Jaminton Leandro Campaz (born 24 May 2000) is a Colombian professional footballer who plays as an attacking midfielder for Argentine Primera División club Rosario Central and the Colombia national team.

Campaz began his career with Deportes Tolima, making his professional debut in 2017 and becoming a regular starter over the following seasons. He helped Tolima win the 2018 and 2021 Categoría Primera A titles before moving to Brazilian side Grêmio in 2021. After one season in the Campeonato Brasileiro Série A and a promotion-winning campaign in Campeonato Brasileiro Série B, he joined Rosario Central in 2023, initially on loan and later on a permanent deal.

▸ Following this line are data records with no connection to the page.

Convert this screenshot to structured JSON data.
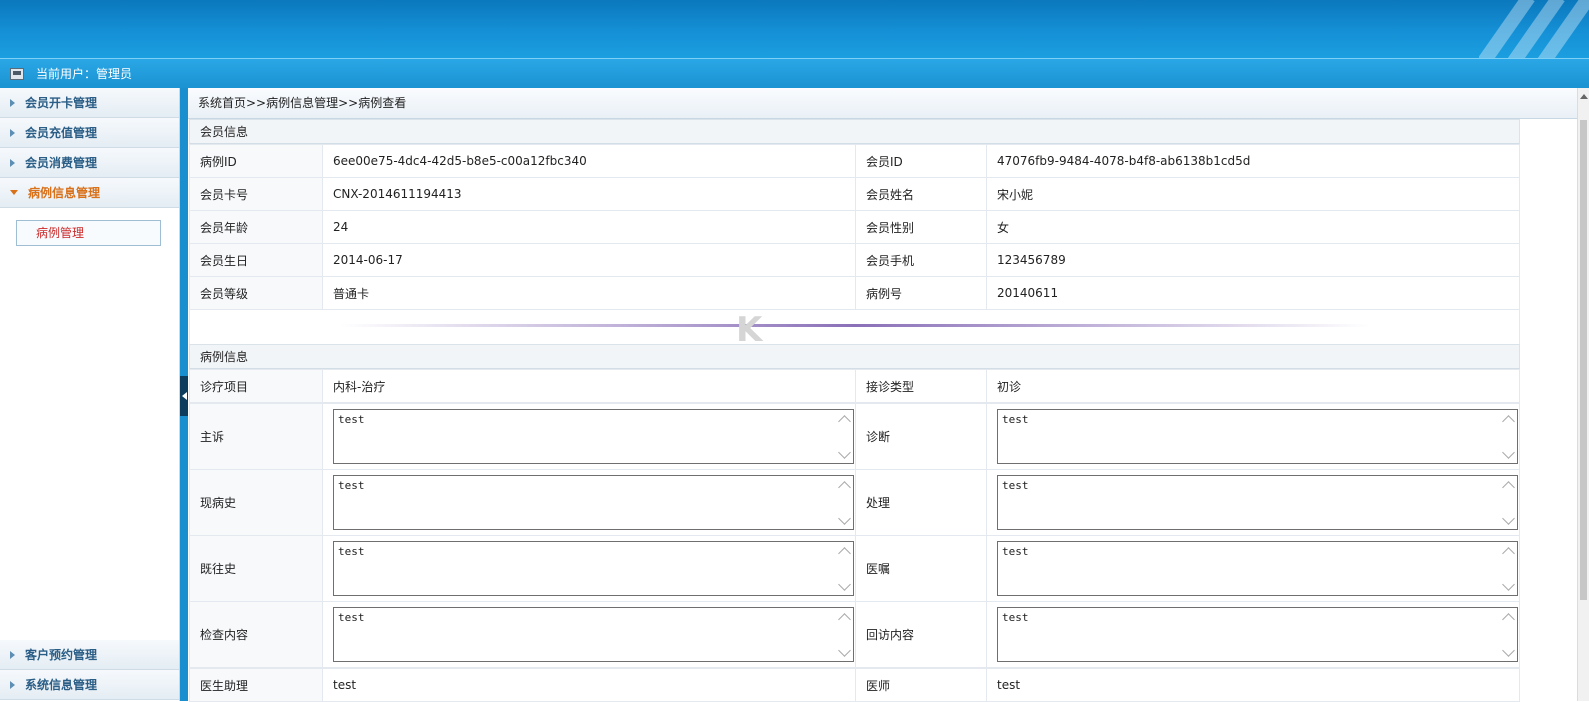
{
  "user_bar": {
    "label": "当前用户：管理员"
  },
  "sidebar": {
    "items": [
      {
        "label": "会员开卡管理"
      },
      {
        "label": "会员充值管理"
      },
      {
        "label": "会员消费管理"
      },
      {
        "label": "病例信息管理",
        "active": true
      }
    ],
    "submenu": [
      {
        "label": "病例管理",
        "active": true
      }
    ],
    "bottom_items": [
      {
        "label": "客户预约管理"
      },
      {
        "label": "系统信息管理"
      }
    ]
  },
  "breadcrumb": "系统首页>>病例信息管理>>病例查看",
  "member_section": {
    "title": "会员信息",
    "rows": [
      {
        "l1": "病例ID",
        "v1": "6ee00e75-4dc4-42d5-b8e5-c00a12fbc340",
        "l2": "会员ID",
        "v2": "47076fb9-9484-4078-b4f8-ab6138b1cd5d"
      },
      {
        "l1": "会员卡号",
        "v1": "CNX-2014611194413",
        "l2": "会员姓名",
        "v2": "宋小妮"
      },
      {
        "l1": "会员年龄",
        "v1": "24",
        "l2": "会员性别",
        "v2": "女"
      },
      {
        "l1": "会员生日",
        "v1": "2014-06-17",
        "l2": "会员手机",
        "v2": "123456789"
      },
      {
        "l1": "会员等级",
        "v1": "普通卡",
        "l2": "病例号",
        "v2": "20140611"
      }
    ]
  },
  "case_section": {
    "title": "病例信息",
    "top_row": {
      "l1": "诊疗项目",
      "v1": "内科-治疗",
      "l2": "接诊类型",
      "v2": "初诊"
    },
    "text_rows": [
      {
        "l1": "主诉",
        "v1": "test",
        "l2": "诊断",
        "v2": "test"
      },
      {
        "l1": "现病史",
        "v1": "test",
        "l2": "处理",
        "v2": "test"
      },
      {
        "l1": "既往史",
        "v1": "test",
        "l2": "医嘱",
        "v2": "test"
      },
      {
        "l1": "检查内容",
        "v1": "test",
        "l2": "回访内容",
        "v2": "test"
      }
    ],
    "bottom_row": {
      "l1": "医生助理",
      "v1": "test",
      "l2": "医师",
      "v2": "test"
    }
  },
  "watermark": "K"
}
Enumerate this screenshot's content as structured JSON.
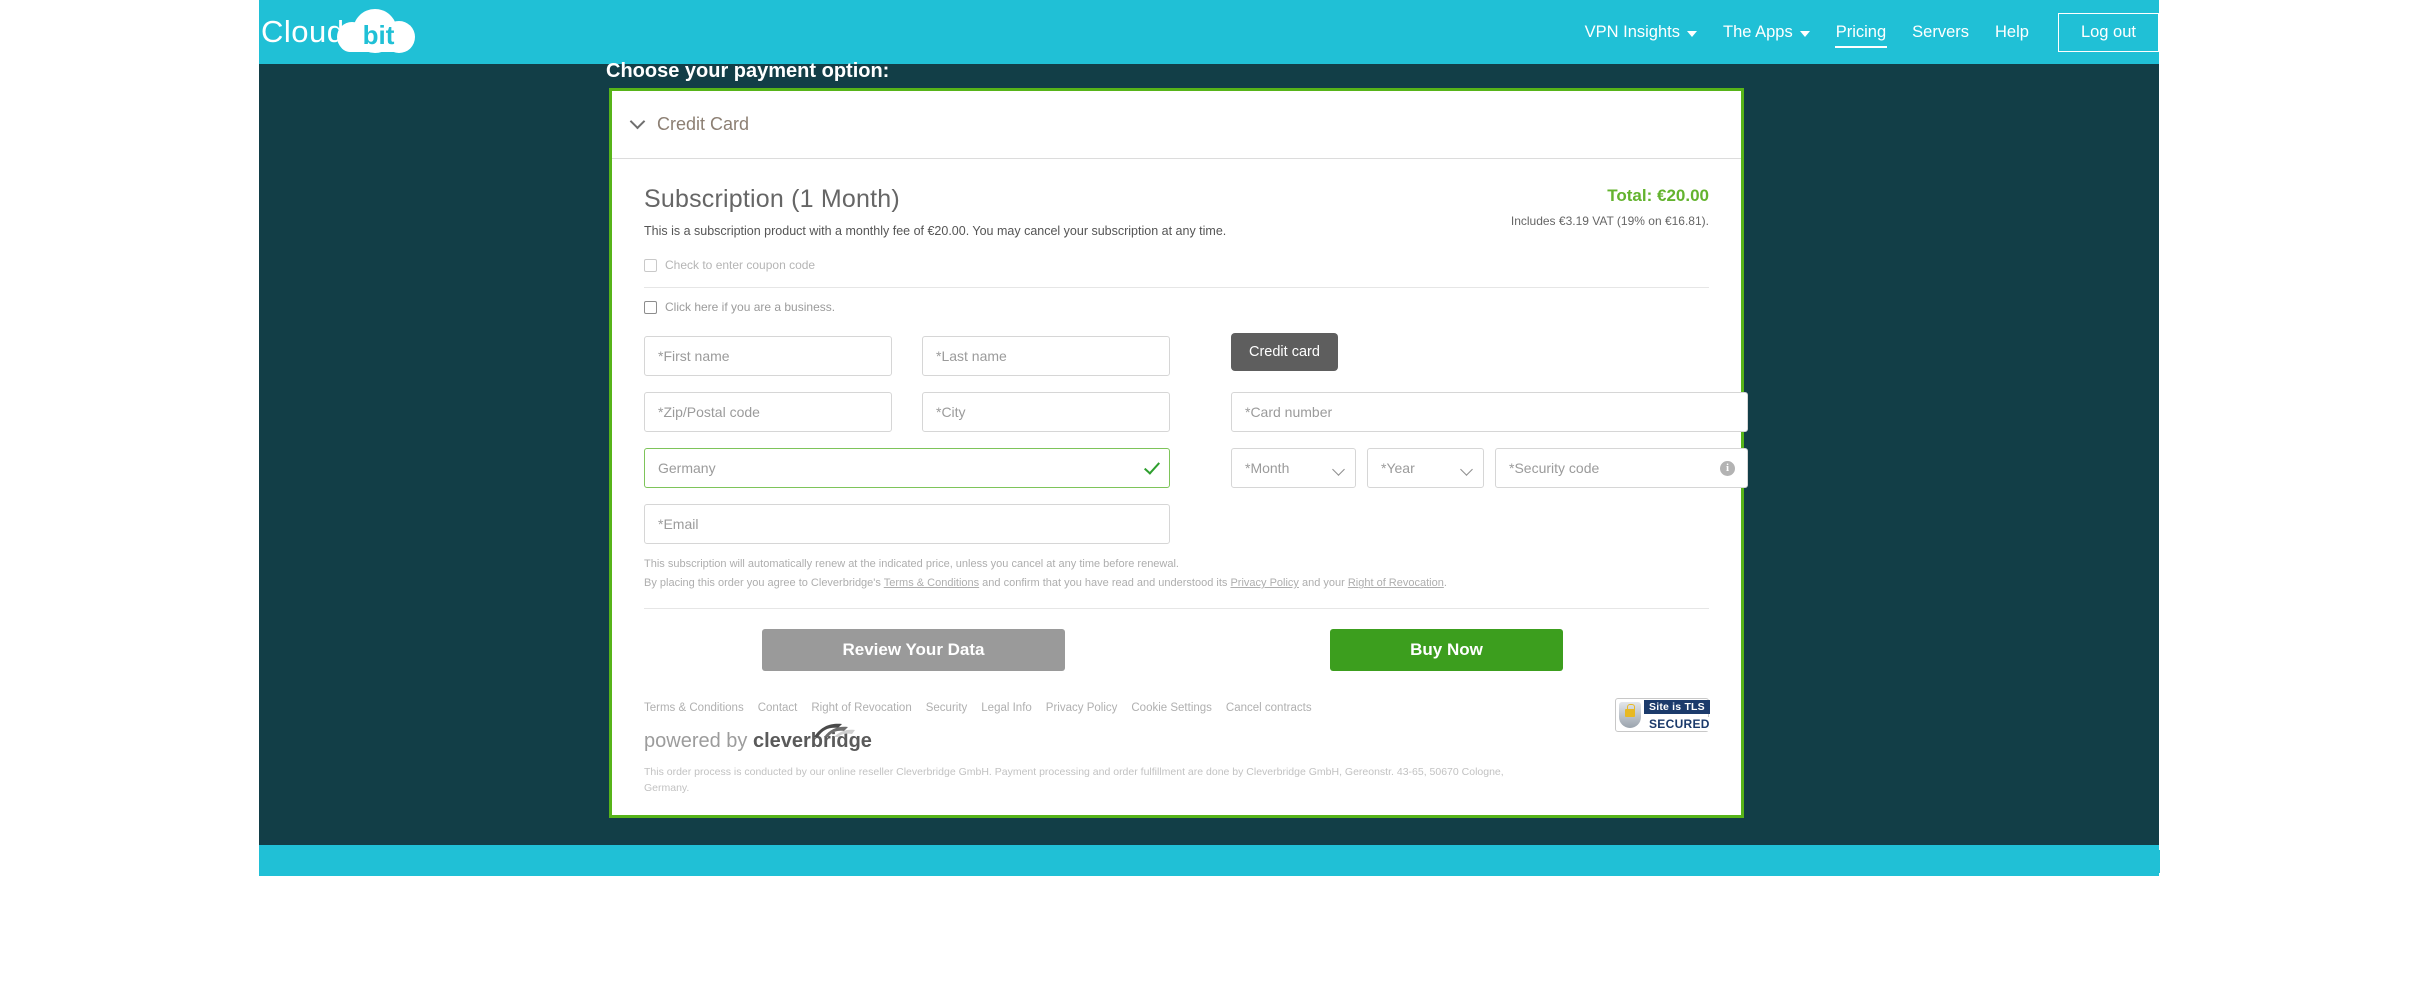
{
  "brand": {
    "logo_text": "Cloud",
    "logo_badge": "bit",
    "teal": "#20c0d6",
    "dark": "#123e47",
    "green": "#57b419"
  },
  "nav": {
    "items": [
      {
        "label": "VPN Insights",
        "has_caret": true,
        "active": false
      },
      {
        "label": "The Apps",
        "has_caret": true,
        "active": false
      },
      {
        "label": "Pricing",
        "has_caret": false,
        "active": true
      },
      {
        "label": "Servers",
        "has_caret": false,
        "active": false
      },
      {
        "label": "Help",
        "has_caret": false,
        "active": false
      }
    ],
    "logout_label": "Log out"
  },
  "page": {
    "choose_title": "Choose your payment option:"
  },
  "payment_panel": {
    "method_label": "Credit Card",
    "chevron_icon": "chevron-down-icon"
  },
  "subscription": {
    "title": "Subscription (1 Month)",
    "description": "This is a subscription product with a monthly fee of €20.00. You may cancel your subscription at any time.",
    "total_label": "Total: €20.00",
    "vat_label": "Includes €3.19 VAT (19% on €16.81).",
    "coupon_checkbox_label": "Check to enter coupon code",
    "business_checkbox_label": "Click here if you are a business."
  },
  "form": {
    "first_name_placeholder": "*First name",
    "last_name_placeholder": "*Last name",
    "zip_placeholder": "*Zip/Postal code",
    "city_placeholder": "*City",
    "country_value": "Germany",
    "country_valid_icon": "checkmark-icon",
    "email_placeholder": "*Email",
    "credit_card_tab_label": "Credit card",
    "card_number_placeholder": "*Card number",
    "month_placeholder": "*Month",
    "year_placeholder": "*Year",
    "security_code_placeholder": "*Security code",
    "security_info_icon": "info-icon"
  },
  "legal": {
    "renew_notice": "This subscription will automatically renew at the indicated price, unless you cancel at any time before renewal.",
    "agree_prefix": "By placing this order you agree to Cleverbridge's ",
    "terms_link": "Terms & Conditions",
    "agree_mid": " and confirm that you have read and understood its ",
    "privacy_link": "Privacy Policy",
    "agree_and": " and your ",
    "revocation_link": "Right of Revocation",
    "agree_suffix": "."
  },
  "actions": {
    "review_label": "Review Your Data",
    "buy_label": "Buy Now"
  },
  "footer": {
    "links": [
      "Terms & Conditions",
      "Contact",
      "Right of Revocation",
      "Security",
      "Legal Info",
      "Privacy Policy",
      "Cookie Settings",
      "Cancel contracts"
    ],
    "powered_by": "powered by ",
    "reseller_name": "cleverbridge",
    "disclaimer": "This order process is conducted by our online reseller Cleverbridge GmbH. Payment processing and order fulfillment are done by Cleverbridge GmbH, Gereonstr. 43-65, 50670 Cologne, Germany.",
    "tls_line1": "Site is TLS",
    "tls_line2": "SECURED",
    "tls_icon": "lock-shield-icon"
  }
}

In his first year in Argentina, Campaz played a key role in Rosario Central's triumph in the Copa de la Liga Profesional and was named in the competition's team of the season.

At youth level, he represented Colombia at the 2017 South American U-17 Championship and the 2017 FIFA U-17 World Cup. Campaz made his senior debut for the Colombia in 2021. He was included in Colombia's squads for the 2021 Copa América and the 2024 Copa América, and was later selected for the 2026 FIFA World Cup.

== Club career ==
=== Deportes Tolima ===
Campaz came through the youth system of Deportes Tolima and was promoted to the first team in the Colombian Categoría Primera A in 2017. He made his professional debut on 1 April 2017, starting in a 3–0 home win against Tigres F.C. and scoring one of the goals at the age of 16.

In the 2018 season, Campaz began to feature more regularly and was used mainly as an attacking midfielder and winger. His breakthrough came in 2019 and 2020, when he became a regular starter and contributed goals and assists in league and cup competition. During this period he scored a series of long-range goals for Tolima, including a placed shot from outside the area against Deportivo Cali on 3 October 2019, and a powerful effort from distance against Deportivo Pasto on 13 September 2020.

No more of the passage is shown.